I haven't met the anesthesiologist yet -- I will certainly have some suggestions for him or her... Why do I suspect that I will be a really annoying hospital patient?

And let's not even go into the insanity that will be me when I am stuck at home for a few weeks.


ntsc said...

Hey good luck. I have had 'drill holes in skull' brain surgery to remove what was left of a blown AVM.

I have woken during surgery, local with something to make me fall asleep that ran longer than planned so I woke up. Surgery to remove Dupytren's growth.

The Doctors were discussing patents so I joined in. This freaked the resident but didn't cause the surgeon to even blink.

Keith has known me for 20 years now, he first set a broken metacarpal and has since operated to set two more and performed about 9 surgeries for Dupytren's Contractur. My wife has brought cookies for him to the surgery.

vince said...

I'm not a person who deals well with pain, needles, and people who want (or need) to cut on me. I've had surgery only once - a broken ankle that I insisted could be fixed without surgery and all around me told me I was insane (I was) and so surgery there was, and as a result I can walk.

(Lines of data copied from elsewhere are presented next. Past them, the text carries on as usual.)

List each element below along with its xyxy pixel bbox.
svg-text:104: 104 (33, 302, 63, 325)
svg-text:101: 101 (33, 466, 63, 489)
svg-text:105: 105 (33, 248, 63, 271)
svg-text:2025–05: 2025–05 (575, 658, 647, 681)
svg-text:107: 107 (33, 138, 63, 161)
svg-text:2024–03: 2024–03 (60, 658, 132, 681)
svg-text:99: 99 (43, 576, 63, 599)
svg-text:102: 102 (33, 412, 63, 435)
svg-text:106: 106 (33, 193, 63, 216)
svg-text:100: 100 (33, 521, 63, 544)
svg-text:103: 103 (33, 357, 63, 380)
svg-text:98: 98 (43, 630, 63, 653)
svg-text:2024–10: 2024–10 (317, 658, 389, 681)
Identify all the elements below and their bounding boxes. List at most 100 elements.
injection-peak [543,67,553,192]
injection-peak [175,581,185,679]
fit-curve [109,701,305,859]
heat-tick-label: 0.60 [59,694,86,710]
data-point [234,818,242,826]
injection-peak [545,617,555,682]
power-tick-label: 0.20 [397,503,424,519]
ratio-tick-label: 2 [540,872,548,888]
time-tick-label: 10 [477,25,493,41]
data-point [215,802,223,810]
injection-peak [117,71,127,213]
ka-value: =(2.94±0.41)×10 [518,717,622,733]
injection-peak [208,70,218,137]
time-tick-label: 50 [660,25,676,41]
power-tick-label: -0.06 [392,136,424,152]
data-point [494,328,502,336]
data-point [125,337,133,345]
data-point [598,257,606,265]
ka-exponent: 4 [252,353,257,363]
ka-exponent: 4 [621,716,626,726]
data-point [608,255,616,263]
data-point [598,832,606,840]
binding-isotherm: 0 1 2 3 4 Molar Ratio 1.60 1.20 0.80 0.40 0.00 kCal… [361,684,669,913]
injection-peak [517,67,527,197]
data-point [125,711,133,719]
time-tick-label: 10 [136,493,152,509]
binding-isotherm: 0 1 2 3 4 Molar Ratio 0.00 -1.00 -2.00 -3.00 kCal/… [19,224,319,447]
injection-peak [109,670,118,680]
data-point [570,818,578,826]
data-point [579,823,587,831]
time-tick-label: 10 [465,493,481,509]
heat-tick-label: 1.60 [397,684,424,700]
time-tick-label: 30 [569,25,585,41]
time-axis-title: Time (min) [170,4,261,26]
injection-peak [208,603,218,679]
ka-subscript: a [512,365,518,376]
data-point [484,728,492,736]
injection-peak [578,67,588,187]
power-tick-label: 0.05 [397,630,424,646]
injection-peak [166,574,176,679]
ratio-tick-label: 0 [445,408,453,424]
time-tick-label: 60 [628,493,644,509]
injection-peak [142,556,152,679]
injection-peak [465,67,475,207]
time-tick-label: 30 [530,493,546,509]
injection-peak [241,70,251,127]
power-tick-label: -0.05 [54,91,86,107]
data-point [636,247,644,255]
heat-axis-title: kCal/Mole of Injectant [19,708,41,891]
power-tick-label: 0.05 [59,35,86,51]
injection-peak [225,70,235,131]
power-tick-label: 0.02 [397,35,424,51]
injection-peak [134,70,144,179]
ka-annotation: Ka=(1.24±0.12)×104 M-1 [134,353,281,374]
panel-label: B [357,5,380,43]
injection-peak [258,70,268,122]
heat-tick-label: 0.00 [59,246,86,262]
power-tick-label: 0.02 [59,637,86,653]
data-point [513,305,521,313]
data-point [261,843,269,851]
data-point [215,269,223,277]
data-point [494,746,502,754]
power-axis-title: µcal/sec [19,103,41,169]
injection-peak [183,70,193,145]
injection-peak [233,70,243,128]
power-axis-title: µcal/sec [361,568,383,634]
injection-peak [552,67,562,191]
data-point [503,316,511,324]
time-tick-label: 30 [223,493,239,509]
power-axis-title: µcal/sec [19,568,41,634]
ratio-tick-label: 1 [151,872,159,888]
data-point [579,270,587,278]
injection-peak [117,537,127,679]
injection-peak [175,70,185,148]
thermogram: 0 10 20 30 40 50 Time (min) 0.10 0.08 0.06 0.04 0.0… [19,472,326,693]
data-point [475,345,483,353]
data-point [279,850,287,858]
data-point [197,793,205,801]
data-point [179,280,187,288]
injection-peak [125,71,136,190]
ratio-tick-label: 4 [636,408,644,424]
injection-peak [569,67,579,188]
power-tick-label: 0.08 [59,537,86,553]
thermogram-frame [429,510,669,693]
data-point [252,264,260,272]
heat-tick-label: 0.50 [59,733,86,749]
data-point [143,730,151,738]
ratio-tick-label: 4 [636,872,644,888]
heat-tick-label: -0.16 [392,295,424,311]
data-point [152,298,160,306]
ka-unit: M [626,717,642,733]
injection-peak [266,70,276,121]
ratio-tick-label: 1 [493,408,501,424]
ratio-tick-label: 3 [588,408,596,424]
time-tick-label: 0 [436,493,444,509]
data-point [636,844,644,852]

The surgeon gave me a choice prior to surgery. I could have a spinal and be awake, or I could be put completely out. I didn't like either option ("can't we just forget the whole thing?"), there was no way I was going to be awake while they operated.

Hope all goes well with the surgery.

Janiece said...

I think it is INCREDIBLY NARROW-MINDED OF YOU not to agree to becoming the Bionic UCFer.

Because we need a BIONIC UCFer.

Oh, and good luck!

Tom said...

It seems to me than when you get a second opinion that doesn't jive with the first opinion, but you like better than the first, the second opinion has been promoted to a first opinion. If it was me, I'd now be looking for a new second opinion. I'd want 2 independent docs to tell me the same thing before I went under the knife.

But I have no medical education, so you are free to ignore me. I'm just a geek who works in a hospital, nothing more.

neurondoc said...

Tom, both neurosurgeons have basically the same surgical plan (hemilaminectomy, partial diskectomy and spinal fusion). Their approaches were somewhat different and the 2nd one listened to my concerns. That made the difference.

Anonymous said...

How long is the recovery likely to be, or should I not have asked that question?

Tom said...

So if they used a wooden stabilization device, could the procedure be described as a hickory diskory, doc?

I hope that at least makes you smile. Good luck with the procudrue and the recovery! We'll keep you in our hearts and minds.

Tom said...

Procudrue? My fingers have a mind of their own!

Random Michelle K said...

I'm sure you'll be a right horrible patient. :)

Though not much more so than my Dad, who teaches safety studies.

He lectured his nurses for recapping needles. Yeah, there's a good idea: annoy the person sticking needles in you.